Тускло горели свечи в высоких подсвечниках в Головином дворце, в спальне князя Алексея Григорьевича. Бледный, взволнованный, полулежал он на кушетке, а около него собрались все родичи, близкие ему люди; на всех лицах было выражение непритворной тоски и горя; тяжёлой скукой веяло в этом роскошном покое временщика. Наконец князь Алексей заговорил:
– Всем вам известно, что государь болен, а, по словам лекарей, надежда на его выздоровление совсем слаба. Надо будет выбирать наследника.
– Кого же вы в наследники выбирать думаете? – спросил князь Василий Лукич Долгоруков.
При этом вопросе все присутствующие затаили дыхание и выжидательно глядели на князя Алексея.
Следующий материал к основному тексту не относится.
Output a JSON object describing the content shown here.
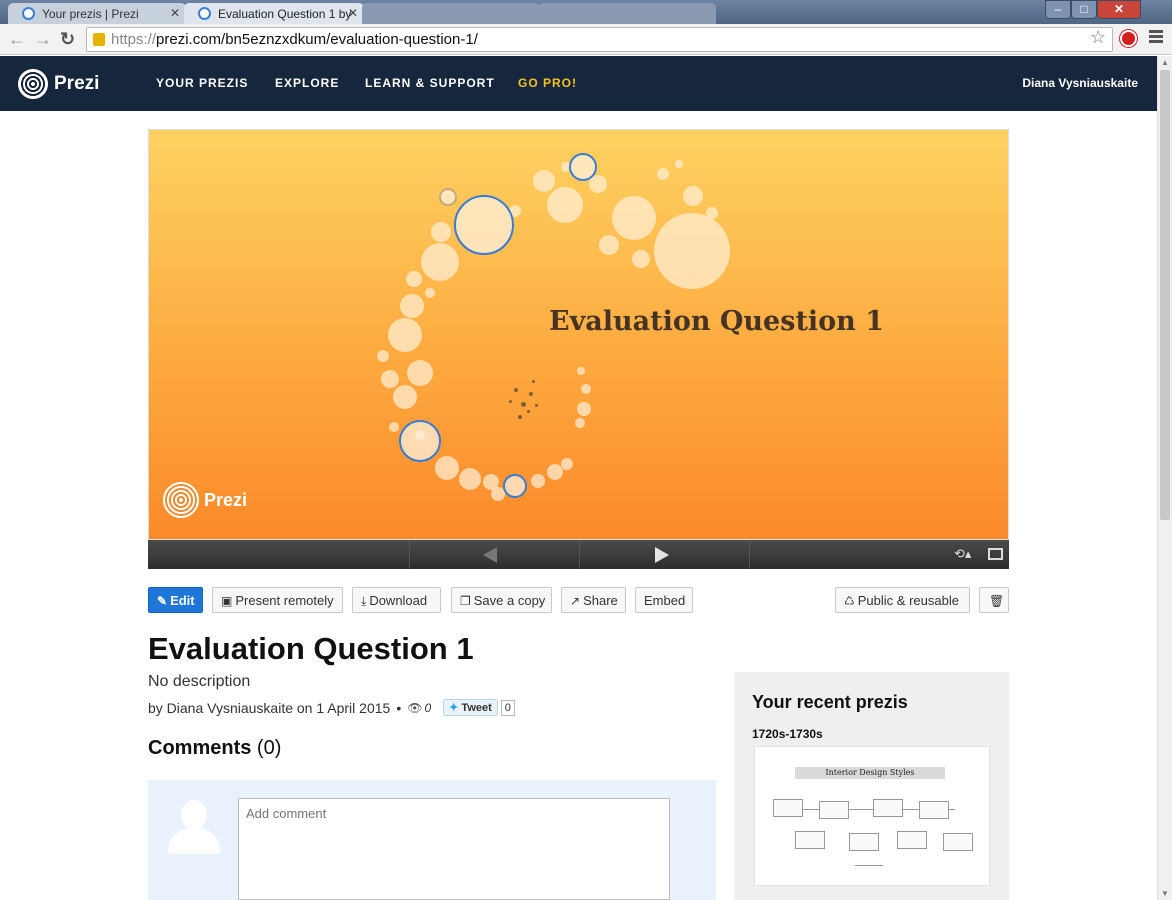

Он, как бы обдумывая ответ, несколько помолчал, а затем, торжественно показывая рукой наверх, тихо промолвил:
– Да вот она!..
Над покоем Алексея Долгорукова жила его дочь Екатерина, наречённая невеста государя.
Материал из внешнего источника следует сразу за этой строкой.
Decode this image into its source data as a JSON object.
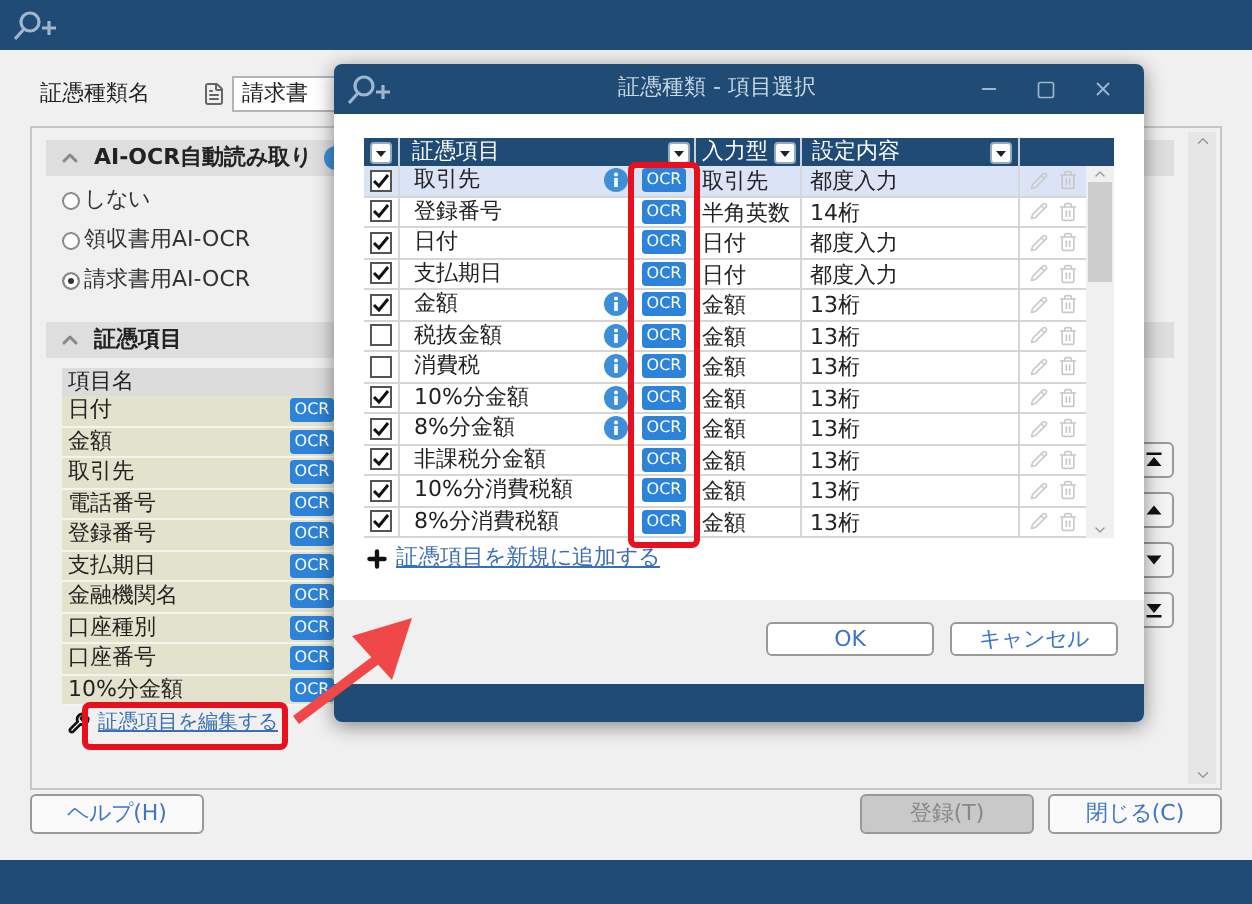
{
  "main_window": {
    "doc_type_label": "証憑種類名",
    "doc_type_value": "請求書",
    "ocr_section": {
      "title": "AI-OCR自動読み取り",
      "expanded": true,
      "options": [
        {
          "label": "しない",
          "selected": false
        },
        {
          "label": "領収書用AI-OCR",
          "selected": false
        },
        {
          "label": "請求書用AI-OCR",
          "selected": true
        }
      ]
    },
    "items_section": {
      "title": "証憑項目",
      "expanded": true,
      "column": "項目名",
      "rows": [
        {
          "name": "日付",
          "badge": "OCR"
        },
        {
          "name": "金額",
          "badge": "OCR"
        },
        {
          "name": "取引先",
          "badge": "OCR"
        },
        {
          "name": "電話番号",
          "badge": "OCR"
        },
        {
          "name": "登録番号",
          "badge": "OCR"
        },
        {
          "name": "支払期日",
          "badge": "OCR"
        },
        {
          "name": "金融機関名",
          "badge": "OCR"
        },
        {
          "name": "口座種別",
          "badge": "OCR"
        },
        {
          "name": "口座番号",
          "badge": "OCR"
        },
        {
          "name": "10%分金額",
          "badge": "OCR"
        }
      ],
      "edit_link": "証憑項目を編集する"
    },
    "buttons": [
      {
        "label": "ヘルプ(H)",
        "disabled": false
      },
      {
        "label": "登録(T)",
        "disabled": true
      },
      {
        "label": "閉じる(C)",
        "disabled": false
      }
    ]
  },
  "dialog": {
    "title": "証憑種類 - 項目選択",
    "columns": [
      "証憑項目",
      "入力型",
      "設定内容"
    ],
    "rows": [
      {
        "checked": true,
        "selected": true,
        "name": "取引先",
        "info": true,
        "badge": "OCR",
        "input_type": "取引先",
        "setting": "都度入力"
      },
      {
        "checked": true,
        "selected": false,
        "name": "登録番号",
        "info": false,
        "badge": "OCR",
        "input_type": "半角英数",
        "setting": "14桁"
      },
      {
        "checked": true,
        "selected": false,
        "name": "日付",
        "info": false,
        "badge": "OCR",
        "input_type": "日付",
        "setting": "都度入力"
      },
      {
        "checked": true,
        "selected": false,
        "name": "支払期日",
        "info": false,
        "badge": "OCR",
        "input_type": "日付",
        "setting": "都度入力"
      },
      {
        "checked": true,
        "selected": false,
        "name": "金額",
        "info": true,
        "badge": "OCR",
        "input_type": "金額",
        "setting": "13桁"
      },
      {
        "checked": false,
        "selected": false,
        "name": "税抜金額",
        "info": true,
        "badge": "OCR",
        "input_type": "金額",
        "setting": "13桁"
      },
      {
        "checked": false,
        "selected": false,
        "name": "消費税",
        "info": true,
        "badge": "OCR",
        "input_type": "金額",
        "setting": "13桁"
      },
      {
        "checked": true,
        "selected": false,
        "name": "10%分金額",
        "info": true,
        "badge": "OCR",
        "input_type": "金額",
        "setting": "13桁"
      },
      {
        "checked": true,
        "selected": false,
        "name": "8%分金額",
        "info": true,
        "badge": "OCR",
        "input_type": "金額",
        "setting": "13桁"
      },
      {
        "checked": true,
        "selected": false,
        "name": "非課税分金額",
        "info": false,
        "badge": "OCR",
        "input_type": "金額",
        "setting": "13桁"
      },
      {
        "checked": true,
        "selected": false,
        "name": "10%分消費税額",
        "info": false,
        "badge": "OCR",
        "input_type": "金額",
        "setting": "13桁"
      },
      {
        "checked": true,
        "selected": false,
        "name": "8%分消費税額",
        "info": false,
        "badge": "OCR",
        "input_type": "金額",
        "setting": "13桁"
      }
    ],
    "add_link": "証憑項目を新規に追加する",
    "buttons": [
      "OK",
      "キャンセル"
    ]
  }
}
Ещё тише стало в покое, все молчали; на дерзкое предложение честолюбца никто не отвечал.
– Что же молчите-то? Говорите! – гневно поглядывая на родичей, крикнул князь Алексей. – Ведь мы не в молчанку собрались играть; надо решать!..
– Хорошо бы написать духовную, будто его императорское величество лично назначил её своей наследницей, – чуть слышно проговорил родной брат князя Алексея, Сергей Григорьевич.
Молчавший дотоле фельдмаршал Василий Владимирович Долгоруков встал со своего места и резко проговорил:
– Неслыханное вы дело затеваете! Разве обручённая царская невеста может быть наследницей русского престола?
Фельдмаршал был прямым и честным человеком и сразу увидел весь вред для России от такого выбора.
– А почему же нет? – не скрывая досады, спросил князь Алексей.
– Да очень просто!.. Ну кто захочет быть её подданным? Не только посторонние, но даже никто из нашей фамилии не пожелает этого! Ведь Екатерина с государем не венчана!
– Не венчана, но обручена.
– Венчание – иное дело, а обручение – иное… Да если бы даже Екатерина была в супружестве с государем, то и тогда сомнительно, чтобы она имела право стать наследницей русского престола, – горячился старый князь.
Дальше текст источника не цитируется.